Маргарет прыснула в кулак над ухом у Уильяма и попыталась спрятать рвущийся наружу смех в сдержанном почтительном кашле, как всякий раз делала их мать в обществе своих подруг или свекрови. Хорошие манеры – главное, чему их учили с самого детства. Хорошая жена, приличная работа и уважаемые в обществе знакомые – главные признаки успешного человека, которым Уильям никогда не станет. К расстройству своих родителей и к своему полному внутреннему одобрению.
– Давай-ка поглядим. Что у тебя там карты говорят…

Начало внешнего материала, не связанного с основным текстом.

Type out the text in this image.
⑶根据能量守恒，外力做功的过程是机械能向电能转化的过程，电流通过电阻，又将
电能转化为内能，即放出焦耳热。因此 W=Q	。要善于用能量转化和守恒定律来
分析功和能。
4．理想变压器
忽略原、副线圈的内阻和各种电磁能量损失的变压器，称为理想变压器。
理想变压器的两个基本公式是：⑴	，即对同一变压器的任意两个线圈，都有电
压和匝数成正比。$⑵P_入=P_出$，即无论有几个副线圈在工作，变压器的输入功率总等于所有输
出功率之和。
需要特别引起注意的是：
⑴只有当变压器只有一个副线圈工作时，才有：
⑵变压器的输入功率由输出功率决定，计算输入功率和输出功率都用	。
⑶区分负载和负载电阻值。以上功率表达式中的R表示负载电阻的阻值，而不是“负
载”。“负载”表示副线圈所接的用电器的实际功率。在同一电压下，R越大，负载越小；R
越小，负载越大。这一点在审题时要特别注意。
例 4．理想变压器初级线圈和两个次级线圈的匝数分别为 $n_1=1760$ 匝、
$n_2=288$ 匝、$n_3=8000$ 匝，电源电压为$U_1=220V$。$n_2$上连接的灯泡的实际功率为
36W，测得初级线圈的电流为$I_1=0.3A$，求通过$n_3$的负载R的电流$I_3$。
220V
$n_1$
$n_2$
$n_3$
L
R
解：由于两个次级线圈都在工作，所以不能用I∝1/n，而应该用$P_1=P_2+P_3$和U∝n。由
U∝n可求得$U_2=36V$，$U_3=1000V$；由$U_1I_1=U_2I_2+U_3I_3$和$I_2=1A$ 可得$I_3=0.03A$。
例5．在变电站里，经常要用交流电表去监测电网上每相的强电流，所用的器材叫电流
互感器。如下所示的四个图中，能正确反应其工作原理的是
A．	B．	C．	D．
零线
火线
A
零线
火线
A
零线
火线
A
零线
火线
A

Маргарет многозначительно кашлянула и опустилась в кресло напротив. Они прожигали друг друга с Уильямом взглядом и одаривали ехидными ухмылками, как когда-то в детстве. И только тихо напевающая себе под нос рождественские песенки мать отделяла их от того, чтобы высказать все, что вскипало внутри двух старших отпрысков семьи Белл. Они смотрели друг на друга, нервно сжимая подлокотники кресла, повторяли каждое действие друг друга. Стоило Уиллу закинуть ногу на ногу, как Маргарет делала то же самое, игнорируя осуждающий взгляд матери. Стоило Маргарет подпереть щеку кулаком, и Уилл повторил это движение, с улыбкой глядя на сестру.
– Так-так-так, – мать постучала ногтем по столу, вглядываясь в разложенные перед ней карты. – Что это тут у нас?
Женщина так низко склонилась над картами, что, казалось, еще немного и она упадёт на них, разобьёт нос, и Уиллу придётся оказывать ей первую помощь. Однако, к удивлению Уильяма, его мать тут же отпрянула от потёртых старых кусков бумаги и снова всплеснула руками – этот жест начинал выводить Уилла из себя, но он просто продолжал мягко улыбаться и делать вид, что все хорошо. Маргарет проследила за взглядом матери и подалась вперёд, с интересом разглядывая разложенные по аккуратным островкам карты.
– Что там такое? – Маргарет нахмурилась, перебегая взглядом с одной карты на другую, и напряженно прикусила губу; ее пальцы нервно перебегали по подлокотнику, и с каждой секундой лицо старшей сестры становилось все мрачнее.
Уилл поднял глаза к потолку и постарался не слишком позволять себе выражать лицом все, что он думает о карточных гаданиях, к которым так была неравнодушна вся женская половина семьи Белл. Король бубен все еще яркими вспышками неожиданных совпадений всплывал в памяти Уилла, но тот предпочитал отмахиваться, скидывая все на волю случая и свою мнительность.
– Беда, Марджи. Ой, что же делать! – запричитала мать и снова всплеснула руками. – Страшная беда. Но я не могу понять ничего из этого расклада. Бессмыслица какая-то. Что же творится-то.
Теперь уже и Уильям привстал на своём кресле, щурясь и рассматривая то, от чего так сокрушалась его матушка. Пара червей, пики и бубны. Ничего, что могло бы заинтересовать карточных игроков, но, судя по всему, что-то важное для экзальтированных барышень девятнадцатого века, к которым Уильям был готов смело отнести и свою старшую сестру, в тридцать три года проявлявшую удивительные чудеса наивности и отрицания науки.